A relação entre os profetas Elias e Eliseu, apresentada na 1ª Leitura (1Rs 19,16b.19-21), faz-nos pensar na relação entre as gerações, na «passagem do testemunho» entre pais e filhos. No mundo atual, esta relação não é simples, revelando-se muitas vezes motivo de preocupação. Os pais temem que os filhos não consigam orientar-se no meio da complexidade e confusão das nossas sociedades, onde tudo parece caótico, precário, acabando por extraviar-se da sua estrada. Este medo torna alguns pais ansiosos; outros, superprotetores. E por vezes acaba até por bloquear o desejo de trazer novas vidas ao mundo.

Faz-nos bem refletir sobre a relação entre Elias e Eliseu. Elias, num momento de crise e medo face ao futuro, recebe de Deus a ordem de ungir Eliseu como seu sucessor. Deus faz compreender a Elias que o mundo não termina com ele, e manda-lhe transmitir a outro a sua missão. Tal é o significado deste gesto descrito no texto: Elias lança o seu manto sobre os ombros de Eliseu e, a partir daquele momento, o discípulo tomará o lugar do mestre para continuar o seu ministério profético em Israel. Deus mostra, assim, que tem confiança no jovem Eliseu. O velho Elias passa a Eliseu a função, a vocação profética. Tem confiança num jovem, tem confiança no futuro. Naquele gesto, está contida toda uma esperança, e é com esperança que passa o testemunho.
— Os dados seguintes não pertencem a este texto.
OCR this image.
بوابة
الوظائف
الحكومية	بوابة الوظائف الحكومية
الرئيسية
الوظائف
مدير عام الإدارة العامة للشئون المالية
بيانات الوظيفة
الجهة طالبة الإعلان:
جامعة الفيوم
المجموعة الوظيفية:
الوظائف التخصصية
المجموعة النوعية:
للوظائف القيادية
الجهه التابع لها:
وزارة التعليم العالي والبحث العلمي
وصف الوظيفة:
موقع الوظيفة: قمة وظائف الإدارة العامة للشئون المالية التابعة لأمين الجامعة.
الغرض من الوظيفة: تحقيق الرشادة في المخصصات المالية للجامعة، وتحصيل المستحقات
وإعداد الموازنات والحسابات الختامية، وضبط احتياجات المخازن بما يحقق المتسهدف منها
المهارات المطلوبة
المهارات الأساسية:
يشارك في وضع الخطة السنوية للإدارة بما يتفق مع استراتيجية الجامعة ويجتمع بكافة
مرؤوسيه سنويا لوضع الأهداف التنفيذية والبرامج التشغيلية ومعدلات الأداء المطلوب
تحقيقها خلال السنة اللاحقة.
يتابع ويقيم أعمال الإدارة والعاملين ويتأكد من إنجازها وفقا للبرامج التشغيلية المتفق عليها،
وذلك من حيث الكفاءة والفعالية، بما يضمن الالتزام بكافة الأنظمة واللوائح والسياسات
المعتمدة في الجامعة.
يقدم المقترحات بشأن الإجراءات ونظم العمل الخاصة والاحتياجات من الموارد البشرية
Como é importante, para os pais, contemplar o modo de agir de Deus! Deus ama os jovens, mas isto não significa que os preserve de todo o risco, desafio e sofrimento. Deus não é ansioso, nem superprotetor. Pensai bem nisto: Deus não é ansioso, nem superprotetor; pelo contrário, tem confiança neles e chama cada um à medida alta da vida e da missão. Pensemos no pequeno Samuel, no adolescente Davi, no jovem Jeremias; pensemos sobretudo naquela donzela de dezesseis ou dezessete anos que concebeu Jesus: a Virgem Maria. Confia-Se a uma jovem. Queridos pais, a Palavra de Deus mostra-nos o caminho: não é preservar os filhos do mínimo incômodo e sofrimento, mas procurar transmitir-lhes a paixão pela vida, acender neles o desejo de encontrar a sua vocação e abraçar a missão grande que Deus pensou para eles. É precisamente esta descoberta que torna Eliseu corajoso, determinado, que o torna adulto. O afastamento dos pais e a morte dos bois são o sinal concreto de que Eliseu compreendeu que agora «é a vez dele», que é hora de acolher a vocação de Deus e levar por diante aquilo que viu o seu mestre fazer. E o fará com coragem até ao fim da sua vida. Queridos pais, se ajudardes os filhos a descobrirem e acolherem a sua vocação, vereis que serão «fascinados» por esta missão e terão força para enfrentar e superar as dificuldades da vida.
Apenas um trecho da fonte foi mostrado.